Here are some tips on how to get started on a retirement plan.

  • Set aside time to plan for the future – It’s important to make retirement planning a priority, or you run the risk of never getting around to it. A professional financial planner can help you to assess your personal circumstances and create a personalized plan that suits you and your business, with the right balance between saving and reinvestment to help your business to grow.
  • Think about your future retirement income – Here are the main sources of retirement income that small business owners usually rely on:
     
    1. Equity held in your business – If your business is successful, you are likely to benefit from equity from it in your retirement. Selling your company is an option, particularly attractive to some as, in some cases, you could benefit from the lifetime capital gains exemption on the sale. Of course, finding the right person to run your business in the future is easier said than done. A clear succession plan, created in advance of your retirement, can help you to ensure that business continuity will be affected as little as possible and will give you peace of mind as you approach your retirement. You may also want to consider using the expertise of an accountant or mergers and acquisitions specialist to help you to value your business correctly and also look after your interests when liaising with potential purchasers.
    2. Alternatively, you may choose for your children to inherit your business, or you may decide to retain ownership of dividend-paying preferred shares in order to maintain an ongoing source of income.
    3. Registered plans – A Registered Retirement Savings Plan (RRSP) can offer personal tax deductions on your contributions, plus your savings will grow as tax-deferred whilst in the plan. In addition, tax-free savings accounts (TFSAs) can be a useful way to save tax-free in particular circumstances.
       
  • Consider offering a retirement savings plan to your employees – Paying your statutory contribution of the Canada Pension Plan is just the minimum – many small businesses choose to offer their employees enhanced pension contributions as an incentive or employee benefit. For example, you could match their RRSP contributions to a set limit, to help their retirement nest grow more quickly. Alternatively, you could offer a benefit plan with an investment contribution package from an insurance company, which can be a more straightforward and cost-effective choice.
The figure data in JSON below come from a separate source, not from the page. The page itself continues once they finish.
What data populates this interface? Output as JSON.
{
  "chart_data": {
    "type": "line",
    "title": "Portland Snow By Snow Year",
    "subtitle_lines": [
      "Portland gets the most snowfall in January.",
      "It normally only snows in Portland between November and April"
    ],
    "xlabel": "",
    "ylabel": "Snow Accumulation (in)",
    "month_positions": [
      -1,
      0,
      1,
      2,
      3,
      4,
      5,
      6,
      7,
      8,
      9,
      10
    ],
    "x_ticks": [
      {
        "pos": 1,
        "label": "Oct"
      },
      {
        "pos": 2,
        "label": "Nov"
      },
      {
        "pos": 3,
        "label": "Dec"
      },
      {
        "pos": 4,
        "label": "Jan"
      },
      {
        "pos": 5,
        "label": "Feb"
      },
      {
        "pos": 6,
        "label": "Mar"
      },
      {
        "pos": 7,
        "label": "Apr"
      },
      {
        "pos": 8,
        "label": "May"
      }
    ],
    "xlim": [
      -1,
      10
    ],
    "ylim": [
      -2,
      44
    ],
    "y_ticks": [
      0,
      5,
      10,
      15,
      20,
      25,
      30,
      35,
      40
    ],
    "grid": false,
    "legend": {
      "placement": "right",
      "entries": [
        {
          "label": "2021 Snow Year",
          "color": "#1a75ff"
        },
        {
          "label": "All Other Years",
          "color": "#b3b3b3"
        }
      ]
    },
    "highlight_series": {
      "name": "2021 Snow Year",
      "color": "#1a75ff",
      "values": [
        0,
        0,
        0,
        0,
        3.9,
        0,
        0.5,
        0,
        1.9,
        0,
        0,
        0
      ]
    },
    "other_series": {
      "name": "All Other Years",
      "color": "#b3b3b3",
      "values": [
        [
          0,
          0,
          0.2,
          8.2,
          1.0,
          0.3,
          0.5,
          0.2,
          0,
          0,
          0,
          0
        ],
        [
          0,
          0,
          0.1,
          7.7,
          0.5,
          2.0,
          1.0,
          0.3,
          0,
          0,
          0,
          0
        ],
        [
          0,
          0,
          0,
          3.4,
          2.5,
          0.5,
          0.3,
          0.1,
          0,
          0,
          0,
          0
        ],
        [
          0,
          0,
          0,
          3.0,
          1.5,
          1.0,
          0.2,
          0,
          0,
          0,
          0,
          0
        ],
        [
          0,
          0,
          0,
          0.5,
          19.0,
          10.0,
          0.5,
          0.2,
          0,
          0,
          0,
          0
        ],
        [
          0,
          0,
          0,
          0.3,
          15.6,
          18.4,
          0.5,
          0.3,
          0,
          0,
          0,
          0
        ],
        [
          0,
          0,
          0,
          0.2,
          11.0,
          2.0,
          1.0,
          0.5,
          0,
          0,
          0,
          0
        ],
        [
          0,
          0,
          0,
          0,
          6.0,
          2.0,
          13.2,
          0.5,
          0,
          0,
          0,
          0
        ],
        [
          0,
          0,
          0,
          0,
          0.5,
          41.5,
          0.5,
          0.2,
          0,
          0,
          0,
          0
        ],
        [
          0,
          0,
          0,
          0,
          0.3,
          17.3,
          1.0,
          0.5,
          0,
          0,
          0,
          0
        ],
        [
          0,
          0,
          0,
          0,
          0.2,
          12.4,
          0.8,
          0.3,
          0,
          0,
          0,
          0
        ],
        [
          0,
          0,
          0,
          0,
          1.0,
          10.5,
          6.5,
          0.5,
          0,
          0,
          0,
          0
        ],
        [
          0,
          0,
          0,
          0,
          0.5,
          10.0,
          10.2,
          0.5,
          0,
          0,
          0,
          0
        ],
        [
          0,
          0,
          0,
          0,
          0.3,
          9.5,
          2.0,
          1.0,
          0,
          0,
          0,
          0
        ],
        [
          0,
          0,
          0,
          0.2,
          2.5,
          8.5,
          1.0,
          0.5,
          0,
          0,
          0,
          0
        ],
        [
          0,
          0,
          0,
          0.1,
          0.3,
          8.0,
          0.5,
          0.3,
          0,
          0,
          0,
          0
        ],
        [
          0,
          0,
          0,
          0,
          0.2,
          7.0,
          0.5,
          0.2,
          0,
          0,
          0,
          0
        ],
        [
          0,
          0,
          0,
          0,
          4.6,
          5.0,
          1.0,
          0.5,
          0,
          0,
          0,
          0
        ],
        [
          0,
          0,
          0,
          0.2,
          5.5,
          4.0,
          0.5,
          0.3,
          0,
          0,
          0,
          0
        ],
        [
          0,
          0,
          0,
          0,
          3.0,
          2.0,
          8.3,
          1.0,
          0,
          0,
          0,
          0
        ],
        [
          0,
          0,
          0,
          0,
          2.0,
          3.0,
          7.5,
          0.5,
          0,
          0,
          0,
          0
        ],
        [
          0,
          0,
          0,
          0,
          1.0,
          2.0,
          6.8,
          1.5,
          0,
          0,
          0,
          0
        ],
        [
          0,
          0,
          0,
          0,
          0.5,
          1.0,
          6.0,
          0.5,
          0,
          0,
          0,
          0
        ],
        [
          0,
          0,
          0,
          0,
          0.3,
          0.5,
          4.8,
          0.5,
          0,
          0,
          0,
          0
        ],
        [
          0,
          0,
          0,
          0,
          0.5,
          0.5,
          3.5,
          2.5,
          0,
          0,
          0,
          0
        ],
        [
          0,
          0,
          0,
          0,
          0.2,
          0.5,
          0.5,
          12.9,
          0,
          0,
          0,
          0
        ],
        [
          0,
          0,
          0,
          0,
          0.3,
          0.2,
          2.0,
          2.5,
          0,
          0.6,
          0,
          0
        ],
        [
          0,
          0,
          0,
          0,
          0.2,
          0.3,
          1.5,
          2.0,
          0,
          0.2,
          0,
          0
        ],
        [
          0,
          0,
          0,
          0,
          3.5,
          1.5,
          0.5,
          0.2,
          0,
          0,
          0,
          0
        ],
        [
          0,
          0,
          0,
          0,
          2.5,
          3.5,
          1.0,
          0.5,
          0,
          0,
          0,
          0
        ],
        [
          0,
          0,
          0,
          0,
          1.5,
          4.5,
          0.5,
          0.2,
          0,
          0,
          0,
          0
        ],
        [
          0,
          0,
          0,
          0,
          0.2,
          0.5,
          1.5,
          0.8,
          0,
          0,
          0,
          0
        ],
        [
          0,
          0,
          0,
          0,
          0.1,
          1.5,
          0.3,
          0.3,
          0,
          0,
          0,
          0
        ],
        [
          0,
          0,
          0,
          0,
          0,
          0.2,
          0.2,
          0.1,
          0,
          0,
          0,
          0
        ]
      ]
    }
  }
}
  • Be sure to diversify – As a small business owner, you should avoid putting all of your eggs in one basket, financially speaking, as this could leave you vulnerable to changes in the market. Try to diversify your investments and spread your funds in order to protect yourself and engage the help of a professional where necessary to help you to do so.


In summary, it’s important to remember that retirement planning is a process which is unique and personal to your own and your business’ circumstances and there is no uniform approach which works across the board. Take time to take stock of your current situation, as well as your goals for the future and this will help you to create a retirement plan that is right for your needs, both current and future.